A cyber policy can respond to both the liability and the first-party direct costs associated with a cyber event. Some examples of first-party costs include forensic expenses, notification costs, credit or identity monitoring and loss of income from a network interruption. From a liability perspective, a cyber policy may also respond to regulatory and administrative actions, including fines and penalties arising out of the event. The cyber policy can be customised and coverage offerings can be added or removed based on the company’s risk profile.
In reviewing one’s coverage, it is important to note that not all policy types will respond to loss. For example, Insurance Services Office, Inc (ISO) in the US recently specified that its standard general liability policy excludes data and privacy losses from a cyberattack.
As such, companies should consider a stand-alone cyber policy or supplemental coverage. Some insurance companies are offering new products that will “drop down” and provide coverage if cyber risks are specifically excluded from underlying general liability and property policies, as well as excess coverage to protect the company against larger losses, eg AIG’s “CyberEdge PC”.
Tying it all together
In sum, digital assets and information networks are critical to business success.
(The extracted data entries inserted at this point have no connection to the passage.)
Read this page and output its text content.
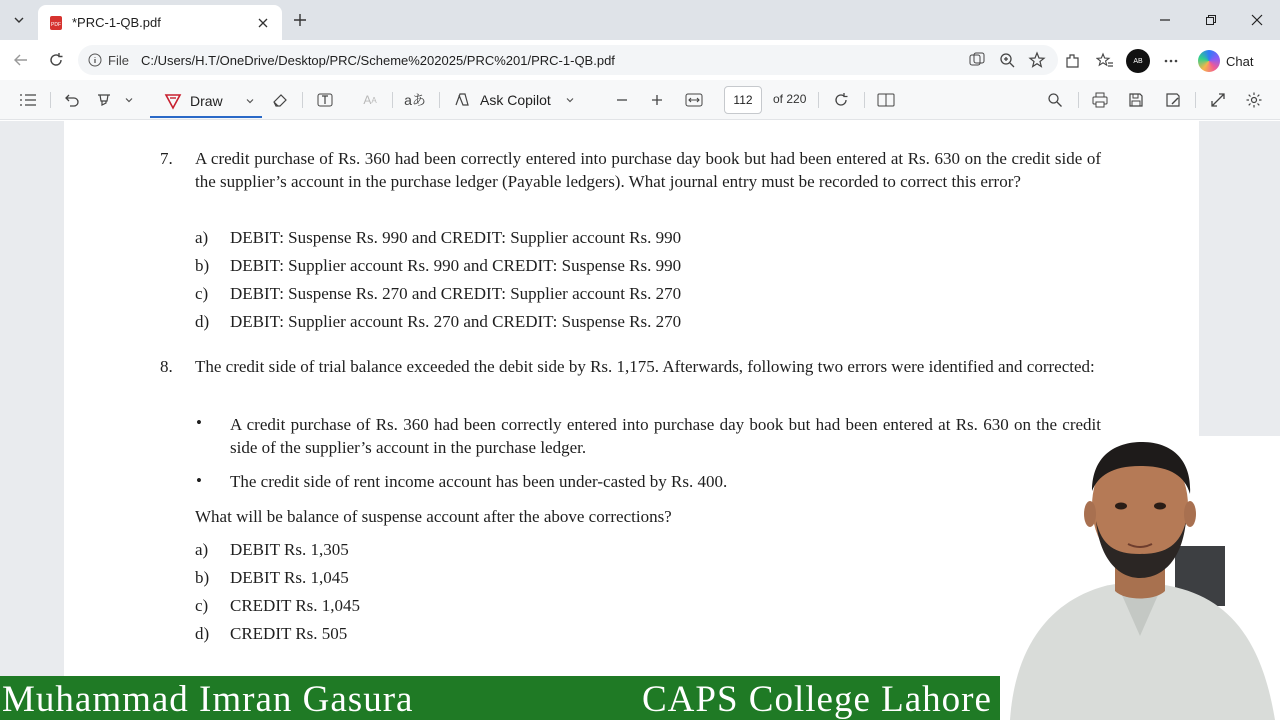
PDF *PRC-1-QB.pdf
File C:/Users/H.T/OneDrive/Desktop/PRC/Scheme%202025/PRC%201/PRC-1-QB.pdf	AB	Chat
Draw	A A aあ	Ask Copilot	112	of 220
7. A credit purchase of Rs. 360 had been correctly entered into purchase day book but had been entered at Rs. 630 on the credit side of the supplier’s account in the purchase ledger (Payable ledgers). What journal entry must be recorded to correct this error?
a) DEBIT: Suspense Rs. 990 and CREDIT: Supplier account Rs. 990
b) DEBIT: Supplier account Rs. 990 and CREDIT: Suspense Rs. 990
c) DEBIT: Suspense Rs. 270 and CREDIT: Supplier account Rs. 270
d) DEBIT: Supplier account Rs. 270 and CREDIT: Suspense Rs. 270
8. The credit side of trial balance exceeded the debit side by Rs. 1,175. Afterwards, following two errors were identified and corrected:
• A credit purchase of Rs. 360 had been correctly entered into purchase day book but had been entered at Rs. 630 on the credit side of the supplier’s account in the purchase ledger.
• The credit side of rent income account has been under-casted by Rs. 400.
What will be balance of suspense account after the above corrections?
a) DEBIT Rs. 1,305
b) DEBIT Rs. 1,045
c) CREDIT Rs. 1,045
d) CREDIT Rs. 505
Muhammad Imran Gasura	CAPS College Lahore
Protecting these assets is top-of-mind for boards of directors and senior executives at companies across the world.
The first step towards improving the cyber risk framework is to ensure that standard cyber hygiene is properly addressed.
This will mitigate many cyberattacks, but simply cannot prevent all of them. As such, companies should focus on cyber resilience and a plan for action is essential to have in place before a breach occurs. Developing this plan can be achieved by assembling a cross-functional working group of senior managers and working to define the firm’s cyber risk profile, design potential scenarios, measure the impact and size up mitigation strategies.
Most importantly, companies should focus on getting started – a rough plan with crude measurements is perfectly OK. The journey to cyber resilience has to start with a single step.
Mr Garin Pace is Head of Underwriting Excellence, Cyber for the US & Canada at AIG; Mr Anthony Shapella is Director of Risk Aggregation, AIG and Mr Greg Vernaci is Head of Cyber for US & Canada, AIG.